Having trouble spraying Type III paint? Check the orifice size on the nozzle tip of your marking gun. Use the 0.029 inch (0.7 mm) diameter orifice nozzle from either Nelson or Trecoder for Type III paint. Also, experiment using larger size nozzles. Start with a #66 drill (0.0330 inch/0.8 mm), test spray the gun and keep increasing the orifice size by one or two drill sizes until you get the best results. Keep in mind, however, that as you increase the size of the orifice, the velocity of the paint stream, and thus the effective range, will decrease.
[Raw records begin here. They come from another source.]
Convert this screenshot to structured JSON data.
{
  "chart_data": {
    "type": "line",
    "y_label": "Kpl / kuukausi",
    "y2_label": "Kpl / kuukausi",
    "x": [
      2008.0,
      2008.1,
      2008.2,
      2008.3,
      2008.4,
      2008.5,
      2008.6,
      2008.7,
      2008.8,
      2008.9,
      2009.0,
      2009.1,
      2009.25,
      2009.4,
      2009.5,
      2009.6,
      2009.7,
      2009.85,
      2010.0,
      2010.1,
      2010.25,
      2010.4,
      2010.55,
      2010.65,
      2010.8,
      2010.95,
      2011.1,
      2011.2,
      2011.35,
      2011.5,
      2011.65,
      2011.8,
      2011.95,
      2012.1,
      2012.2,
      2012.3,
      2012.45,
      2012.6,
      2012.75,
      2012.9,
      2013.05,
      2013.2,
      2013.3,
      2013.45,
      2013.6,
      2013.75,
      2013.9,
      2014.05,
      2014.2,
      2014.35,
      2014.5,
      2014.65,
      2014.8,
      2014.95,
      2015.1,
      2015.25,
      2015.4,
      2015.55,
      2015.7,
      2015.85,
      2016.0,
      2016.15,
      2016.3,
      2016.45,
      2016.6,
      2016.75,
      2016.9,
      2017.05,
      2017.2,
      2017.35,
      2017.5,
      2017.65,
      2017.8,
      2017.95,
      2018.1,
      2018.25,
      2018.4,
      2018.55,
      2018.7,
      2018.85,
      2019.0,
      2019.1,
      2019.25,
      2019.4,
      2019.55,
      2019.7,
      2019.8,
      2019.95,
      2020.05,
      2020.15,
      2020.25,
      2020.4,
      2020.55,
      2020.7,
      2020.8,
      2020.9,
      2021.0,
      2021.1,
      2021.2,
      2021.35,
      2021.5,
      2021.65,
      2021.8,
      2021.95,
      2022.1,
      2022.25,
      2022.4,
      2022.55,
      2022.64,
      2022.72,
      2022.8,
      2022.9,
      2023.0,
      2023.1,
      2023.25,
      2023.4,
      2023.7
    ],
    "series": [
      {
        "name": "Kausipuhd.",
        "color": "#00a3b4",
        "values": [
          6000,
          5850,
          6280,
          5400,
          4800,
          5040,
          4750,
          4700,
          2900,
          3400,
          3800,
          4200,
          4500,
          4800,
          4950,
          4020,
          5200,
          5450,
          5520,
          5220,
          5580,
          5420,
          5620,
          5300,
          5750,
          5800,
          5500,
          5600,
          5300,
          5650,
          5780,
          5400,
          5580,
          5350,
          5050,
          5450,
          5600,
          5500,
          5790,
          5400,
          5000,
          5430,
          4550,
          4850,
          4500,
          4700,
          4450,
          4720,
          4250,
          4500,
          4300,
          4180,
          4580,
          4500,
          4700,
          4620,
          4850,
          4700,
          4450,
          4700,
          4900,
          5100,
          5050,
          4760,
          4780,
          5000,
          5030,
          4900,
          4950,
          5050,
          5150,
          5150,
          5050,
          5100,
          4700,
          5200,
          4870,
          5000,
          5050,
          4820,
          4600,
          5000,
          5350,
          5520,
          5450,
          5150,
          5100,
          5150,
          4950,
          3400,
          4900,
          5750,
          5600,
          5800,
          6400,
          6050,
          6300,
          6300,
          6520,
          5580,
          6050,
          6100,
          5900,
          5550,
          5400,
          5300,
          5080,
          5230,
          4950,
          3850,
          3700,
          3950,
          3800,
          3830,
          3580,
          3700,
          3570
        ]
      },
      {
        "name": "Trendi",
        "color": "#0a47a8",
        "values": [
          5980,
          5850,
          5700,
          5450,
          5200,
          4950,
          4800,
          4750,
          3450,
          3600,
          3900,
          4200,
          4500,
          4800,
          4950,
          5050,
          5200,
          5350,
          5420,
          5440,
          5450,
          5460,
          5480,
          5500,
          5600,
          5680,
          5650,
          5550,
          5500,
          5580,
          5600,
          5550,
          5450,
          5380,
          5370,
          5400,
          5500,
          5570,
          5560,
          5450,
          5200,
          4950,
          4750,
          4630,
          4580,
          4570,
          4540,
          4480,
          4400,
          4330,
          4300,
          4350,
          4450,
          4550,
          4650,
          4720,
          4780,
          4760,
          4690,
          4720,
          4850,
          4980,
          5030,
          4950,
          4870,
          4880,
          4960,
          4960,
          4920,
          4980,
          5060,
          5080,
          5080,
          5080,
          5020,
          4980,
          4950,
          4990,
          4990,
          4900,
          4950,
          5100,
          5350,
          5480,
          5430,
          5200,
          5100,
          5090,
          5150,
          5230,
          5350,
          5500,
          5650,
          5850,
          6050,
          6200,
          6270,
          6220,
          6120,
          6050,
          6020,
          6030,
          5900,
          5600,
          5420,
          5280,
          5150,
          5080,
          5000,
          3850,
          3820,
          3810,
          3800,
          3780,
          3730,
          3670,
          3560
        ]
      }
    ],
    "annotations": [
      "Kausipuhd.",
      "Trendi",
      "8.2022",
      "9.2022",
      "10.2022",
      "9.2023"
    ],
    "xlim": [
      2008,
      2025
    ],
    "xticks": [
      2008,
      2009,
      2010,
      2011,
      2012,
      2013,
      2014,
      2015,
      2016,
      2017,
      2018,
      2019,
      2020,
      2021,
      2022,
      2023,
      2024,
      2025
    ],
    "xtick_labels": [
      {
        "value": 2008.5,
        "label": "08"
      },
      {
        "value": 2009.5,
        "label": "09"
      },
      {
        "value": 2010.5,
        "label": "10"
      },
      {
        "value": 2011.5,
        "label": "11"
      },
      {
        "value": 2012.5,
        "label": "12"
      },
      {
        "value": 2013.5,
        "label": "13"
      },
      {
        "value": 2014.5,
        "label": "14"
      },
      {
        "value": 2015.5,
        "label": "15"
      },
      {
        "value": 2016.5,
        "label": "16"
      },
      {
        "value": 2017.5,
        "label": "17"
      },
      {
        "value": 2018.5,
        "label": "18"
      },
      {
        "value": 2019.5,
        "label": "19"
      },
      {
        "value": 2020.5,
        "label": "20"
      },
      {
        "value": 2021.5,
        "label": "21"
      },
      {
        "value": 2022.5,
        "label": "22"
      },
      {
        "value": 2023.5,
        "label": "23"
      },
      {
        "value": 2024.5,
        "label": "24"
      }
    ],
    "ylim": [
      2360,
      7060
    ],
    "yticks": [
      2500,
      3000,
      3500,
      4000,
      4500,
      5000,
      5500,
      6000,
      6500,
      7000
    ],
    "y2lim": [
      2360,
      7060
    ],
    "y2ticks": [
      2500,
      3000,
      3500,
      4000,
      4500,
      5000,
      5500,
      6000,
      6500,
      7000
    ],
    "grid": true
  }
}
Like most field work, there are some hazards associated with tree marking. When discussing hazards, it's important to be aware of the difference between hazard and risk as quoted by Jon W. Kindschy, instructor, Principles of Hazardous Materials Management, University of California Extension, Spring 1994.

  • "Hazard is an inherent property of a material or situation. The hazard potential of one gallon of gasoline, both in terms of flammability and toxicity, is the same whether the material is stored in an approved safety can or it is spilled across the garage floor. However, the risk of each condition is considerably different. Gasoline in the safety can poses less risk than the spilled gasoline because the probability of ignition or inhalation of fumes is far less than when the material is spilled. The broadest objective of hazardous materials management is to reduce risk. Can risk be reduced to zero? Yes, but only by eliminating the hazardous material from use. As long as the material is present, no matter how safely it is managed, risk is present. The management of risk employs preventative activities which reduce probability, mitigative activities which reduce the severity of the consequences, or both prevention and mitigation."
  • "Many forces contribute to society's inconsistent approach to risky situations or conditions. Human nature, media emphasis, and other factors cause public outrage at relatively low-risk conditions, yet higher-risk conditions are tolerated daily with little apparent concern. Publicity surrounding high-risk conditions relating to hazardous materials has contributed to a perception that any condition involving these materials is one of high-risk. We too often fail to differentiate between hazard and risk."

1 Refer to Material Safety Data Sheets (MSDS) before using any paint or solvent.

2 Read the applicable Job Hazard Analysis (JHA) before starting work and review it at regular intervals.

3 When marking, work your way upwind as you mark so vapors are carried away from you as move along.

4 Spray efficiently; stand close enough to the tree so that more paint ends up on the tree and less is suspended in the air. Use common sense.